In literature, there is no convincing explanation for the female predominance in this disease. The ovaries are a common metastatic site and in fact an ovarian mass is the initial presentation in many patients but this may only partially explain this phenomenon [1, 10].

The current study presents data concerning malignant mucinous tumours only. It is known that benign neoplasms of the appendix (mucocele and mucinous or cystadenoma) can also cause peritoneal spread of mucin producing tumour cells resulting in PMP. However, the likelihood to develop PMP is much lower in patients with a benign appendiceal mucinous tumour. Patients with appendiceal mucocele are estimated to develop PMP in only 2 % of cases, in contrast to 20 % of patients with a malignant mucinous adenocarcinoma [1]. This is confirmed by a study of Nitecki et al. where PMP occurred in 23 % of all patients with a primary tumour of the appendix but only in those that had a mucinous adenocarcinoma (58 %) [8].
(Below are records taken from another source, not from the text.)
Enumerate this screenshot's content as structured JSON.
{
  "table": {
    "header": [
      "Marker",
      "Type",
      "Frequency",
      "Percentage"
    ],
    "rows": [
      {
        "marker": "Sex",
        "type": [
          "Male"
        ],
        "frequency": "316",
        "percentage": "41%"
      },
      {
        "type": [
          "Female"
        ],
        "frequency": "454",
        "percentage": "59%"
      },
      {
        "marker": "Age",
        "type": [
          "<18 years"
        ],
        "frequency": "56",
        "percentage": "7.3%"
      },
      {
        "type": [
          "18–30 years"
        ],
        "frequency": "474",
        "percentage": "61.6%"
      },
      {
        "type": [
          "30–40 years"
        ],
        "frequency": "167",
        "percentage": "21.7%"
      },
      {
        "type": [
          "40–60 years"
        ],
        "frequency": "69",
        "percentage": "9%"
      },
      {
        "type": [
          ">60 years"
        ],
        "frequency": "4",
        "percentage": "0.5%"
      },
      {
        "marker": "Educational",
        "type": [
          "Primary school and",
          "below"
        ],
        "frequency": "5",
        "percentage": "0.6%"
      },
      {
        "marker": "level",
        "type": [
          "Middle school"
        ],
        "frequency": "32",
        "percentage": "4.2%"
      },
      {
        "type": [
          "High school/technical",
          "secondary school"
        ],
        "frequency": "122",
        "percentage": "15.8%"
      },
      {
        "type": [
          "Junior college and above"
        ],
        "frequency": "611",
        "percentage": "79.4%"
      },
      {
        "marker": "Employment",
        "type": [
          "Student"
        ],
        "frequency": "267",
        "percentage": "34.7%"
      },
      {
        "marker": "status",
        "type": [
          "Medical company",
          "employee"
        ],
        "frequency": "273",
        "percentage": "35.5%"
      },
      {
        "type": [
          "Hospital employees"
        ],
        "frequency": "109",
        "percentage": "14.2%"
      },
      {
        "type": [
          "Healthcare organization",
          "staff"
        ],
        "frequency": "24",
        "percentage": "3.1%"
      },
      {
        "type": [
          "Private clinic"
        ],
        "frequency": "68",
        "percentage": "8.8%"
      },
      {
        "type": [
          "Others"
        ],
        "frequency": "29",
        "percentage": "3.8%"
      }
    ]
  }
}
Taken together, the reported incidence of mucinous appendiceal neoplasms shows an increasing trend and the incidence of the last decade as reported in the study is higher than previously published in literature. With current knowledge that the subtype of an appendiceal neoplasm is directly correlated with prognosis and that the mucinous subtype may result in PMP, the awareness of mucinous appendiceal neoplasms—and thus the reported incidence—is likely to increase even further in the near future. It is of increasing clinical significance that appendiceal tumours are diagnosed in more detail and this probably reflects the increased number of mucinous tumours in recent years.